SSRs or microsatellites create and maintain genetic variations and play an active role in genome evolution23. However, little is known regarding SSRs in fungi. Therefore, a high-throughput SSR search to identify mono- to hexanucleotide SSR motifs in the A. rabiei genome was performed. In total, 4,259 SSRs, including 615 compound SSRs were identified in 307 scaffolds (Supplementary Table 8). Relative number of the SSRs was 123.09/Mb with 2,875.02 bp/Mb coverage. Trinucleotide SSRs were the most common SSR type in the genome assembly with 1,571 in number, representing nearly 36% of all SSRs (Supplementary Fig. 12a, Supplementary Table 9). They showed the highest relative abundance and relative density (Supplementary Fig. 12b,c). Of all compound SSRs, 432 interrupted SSRs (C) constituted 96.4% of the compound SSRs. In contrast, only 16 uninterrupted SSRs (C*) were found (Supplementary Table 10). The dinucleotide AG repeats were found to be the predominant, followed by trinucleotide CAC repeats (Supplementary Table 11). The SSRs, specifically the most abundant repeats, are known to have potential in contributing to the evolution of the genome. However, different fungal species have their own specific profile for SSRs type, abundance, occurrence and motif, which is independent of their genome sizes24.

Comparisons with other fungal genomes

The predicted proteome of A. rabiei was compared with a few closely related Dothideomycetes, i.e., Cochliobolus heterostrophus, Pyrenophora tritici-repentis and Stagonospora nodorum. OrthoMCL analysis showed that 6,432 (60.7%) of A. rabiei predicted proteins had orthologs in these three fungal species, while 693 (6.5%) predicted proteins were unique (Fig. 2b). Interestingly, 693 unique proteins were predicted to encode 53 glycoside hydrolases (GHs) (Supplementary Fig. S13, Supplementary Table 12). A large number of predicted proteins exhibited very high sequence similarity with those of necrotrophic wheat pathogen S. nodorum (6,701, 63.2%), indicating it as the nearest species among the selected fungi (Supplementary Data 4).
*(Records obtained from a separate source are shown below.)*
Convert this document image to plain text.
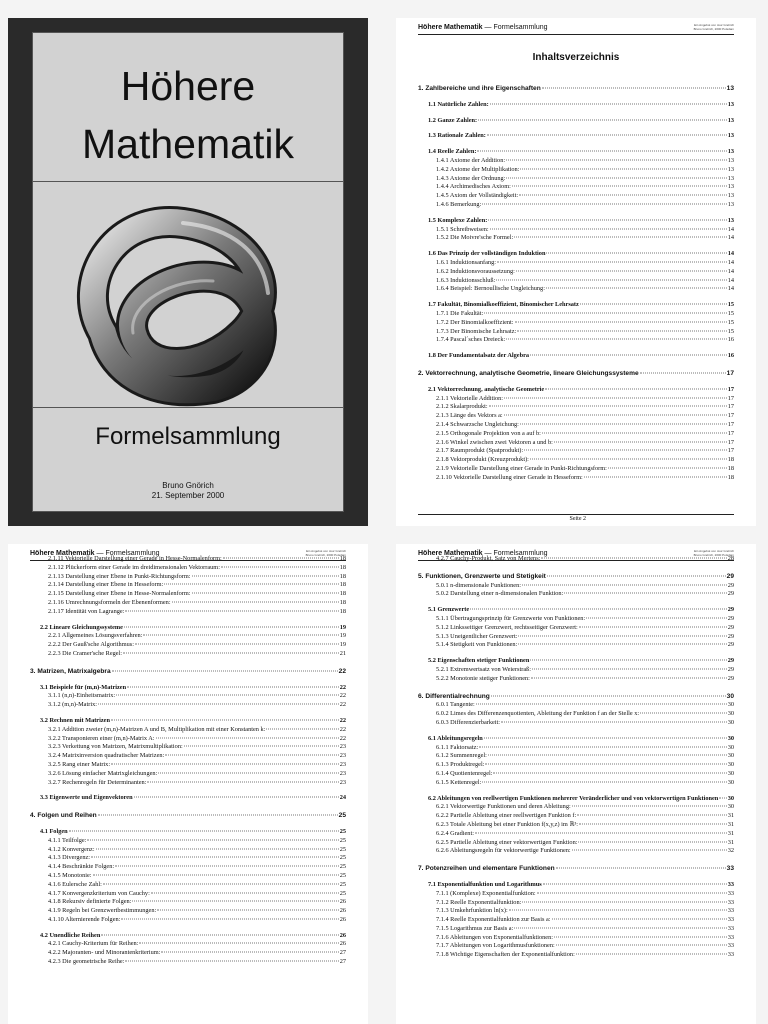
Höhere
Mathematik
Formelsammlung
Bruno Gnörich
21. September 2000
Höhere Mathematik — Formelsammlung	Ein Angebot von Jour Gnörich
Bruno Gnörich, 2000 Potsdam
Inhaltsverzeichnis
1. Zahlbereiche und ihre Eigenschaften	13
1.1 Natürliche Zahlen:	13
1.2 Ganze Zahlen:	13
1.3 Rationale Zahlen:	13
1.4 Reelle Zahlen:	13
1.4.1 Axiome der Addition:	13
1.4.2 Axiome der Multiplikation:	13
1.4.3 Axiome der Ordnung:	13
1.4.4 Archimedisches Axiom:	13
1.4.5 Axiom der Vollständigkeit:	13
1.4.6 Bemerkung:	13
1.5 Komplexe Zahlen:	13
1.5.1 Schreibweisen:	14
1.5.2 Die Moivre'sche Formel:	14
1.6 Das Prinzip der vollständigen Induktion	14
1.6.1 Induktionsanfang:	14
1.6.2 Induktionsvoraussetzung:	14
1.6.3 Induktionsschluß:	14
1.6.4 Beispiel: Bernoullische Ungleichung:	14
1.7 Fakultät, Binomialkoeffizient, Binomischer Lehrsatz	15
1.7.1 Die Fakultät:	15
1.7.2 Der Binomialkoeffizient:	15
1.7.3 Der Binomische Lehrsatz:	15
1.7.4 Pascal´sches Dreieck:	16
1.8 Der Fundamentalsatz der Algebra	16
2. Vektorrechnung, analytische Geometrie, lineare Gleichungssysteme	17
2.1 Vektorrechnung, analytische Geometrie	17
2.1.1 Vektorielle Addition:	17
2.1.2 Skalarprodukt:	17
2.1.3 Länge des Vektors a:	17
2.1.4 Schwarzsche Ungleichung:	17
2.1.5 Orthogonale Projektion von a auf b:	17
2.1.6 Winkel zwischen zwei Vektoren a und b:	17
2.1.7 Raumprodukt (Spatprodukt):	17
2.1.8 Vektorprodukt (Kreuzprodukt):	18
2.1.9 Vektorielle Darstellung einer Gerade in Punkt-Richtungsform:	18
2.1.10 Vektorielle Darstellung einer Gerade in Hesseform:	18
Seite 2
Höhere Mathematik — Formelsammlung	Ein Angebot von Jour Gnörich
Bruno Gnörich, 2000 Potsdam
2.1.11 Vektorielle Darstellung einer Gerade in Hesse-Normalenform:	18
2.1.12 Plückerform einer Gerade im dreidimensionalen Vektorraum:	18
2.1.13 Darstellung einer Ebene in Punkt-Richtungsform:	18
2.1.14 Darstellung einer Ebene in Hesseform:	18
2.1.15 Darstellung einer Ebene in Hesse-Normalenform:	18
2.1.16 Umrechnungsformeln der Ebenenformen:	18
2.1.17 Identität von Lagrange:	18
2.2 Lineare Gleichungssysteme	19
2.2.1 Allgemeines Lösungsverfahren:	19
2.2.2 Der Gauß'sche Algorithmus:	19
2.2.3 Die Cramer'sche Regel:	21
3. Matrizen, Matrixalgebra	22
3.1 Beispiele für (m,n)-Matrizen	22
3.1.1 (n,n)-Einheitsmatrix:	22
3.1.2 (m,n)-Matrix:	22
3.2 Rechnen mit Matrizen	22
3.2.1 Addition zweier (m,n)-Matrizen A und B, Multiplikation mit einer Konstanten k:	22
3.2.2 Transponieren einer (m,n)-Matrix A:	22
3.2.3 Verkettung von Matrizen, Matrixmultiplikation:	23
3.2.4 Matrixinversion quadratischer Matrizen:	23
3.2.5 Rang einer Matrix:	23
3.2.6 Lösung einfacher Matrixgleichungen:	23
3.2.7 Rechenregeln für Determinanten:	23
3.3 Eigenwerte und Eigenvektoren	24
4. Folgen und Reihen	25
4.1 Folgen	25
4.1.1 Teilfolge:	25
4.1.2 Konvergenz:	25
4.1.3 Divergenz:	25
4.1.4 Beschränkte Folgen:	25
4.1.5 Monotonie:	25
4.1.6 Eulersche Zahl:	25
4.1.7 Konvergenzkriterium von Cauchy:	25
4.1.8 Rekursiv definierte Folgen:	26
4.1.9 Regeln bei Grenzwertbestimmungen:	26
4.1.10 Alternierende Folgen:	26
4.2 Unendliche Reihen	26
4.2.1 Cauchy-Kriterium für Reihen:	26
4.2.2 Majoranten- und Minorantenkriterium:	27
4.2.3 Die geometrische Reihe:	27
Höhere Mathematik — Formelsammlung	Ein Angebot von Jour Gnörich
Bruno Gnörich, 2000 Potsdam
4.2.7 Cauchy-Produkt, Satz von Mertens:	28
5. Funktionen, Grenzwerte und Stetigkeit	29
5.0.1 n-dimensionale Funktionen:	29
5.0.2 Darstellung einer n-dimensionalen Funktion:	29
5.1 Grenzwerte	29
5.1.1 Übertragungsprinzip für Grenzwerte von Funktionen:	29
5.1.2 Linksseitiger Grenzwert, rechtsseitiger Grenzwert:	29
5.1.3 Uneigentlicher Grenzwert:	29
5.1.4 Stetigkeit von Funktionen:	29
5.2 Eigenschaften stetiger Funktionen	29
5.2.1 Extremwertsatz von Weierstraß:	29
5.2.2 Monotonie stetiger Funktionen:	29
6. Differentialrechnung	30
6.0.1 Tangente:	30
6.0.2 Limes des Differenzenquotienten, Ableitung der Funktion f an der Stelle x:	30
6.0.3 Differenzierbarkeit:	30
6.1 Ableitungsregeln	30
6.1.1 Faktorsatz:	30
6.1.2 Summenregel:	30
6.1.3 Produktregel:	30
6.1.4 Quotientenregel:	30
6.1.5 Kettenregel:	30
6.2 Ableitungen von reellwertigen Funktionen mehrerer Veränderlicher und von vektorwertigen Funktionen 30
6.2.1 Vektorwertige Funktionen und deren Ableitung:	30
6.2.2 Partielle Ableitung einer reellwertigen Funktion f:	31
6.2.3 Totale Ableitung bei einer Funktion f(x,y,z) im ℝ³:	31
6.2.4 Gradient:	31
6.2.5 Partielle Ableitung einer vektorwertigen Funktion:	31
6.2.6 Ableitungsregeln für vektorwertige Funktionen:	32
7. Potenzreihen und elementare Funktionen	33
7.1 Exponentialfunktion und Logarithmus	33
7.1.1 (Komplexe) Exponentialfunktion:	33
7.1.2 Reelle Exponentialfunktion:	33
7.1.3 Umkehrfunktion ln(x):	33
7.1.4 Reelle Exponentialfunktion zur Basis a:	33
7.1.5 Logarithmus zur Basis a:	33
7.1.6 Ableitungen von Exponentialfunktionen:	33
7.1.7 Ableitungen von Logarithmusfunktionen:	33
7.1.8 Wichtige Eigenschaften der Exponentialfunktion:	33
Phylogenetic analysis of A. rabiei along with other 21 selected fungal species (20 Dothideomycetes and one Eurotiomycetes outgroup) also suggested that A. rabiei was closely related to S. nodorum (Fig. 3).

Figure 3: Phylogeny of selected Dothideomycetes.
figure 3

Estimated phylogenetic relationship of A. rabiei with other Dothideomycetes based on sequences of four protein-coding genes. Bootstrap based branch supports are shown, calculated according to the approximate Likelihood-Ratio Test, as implemented in RAxML 7.2.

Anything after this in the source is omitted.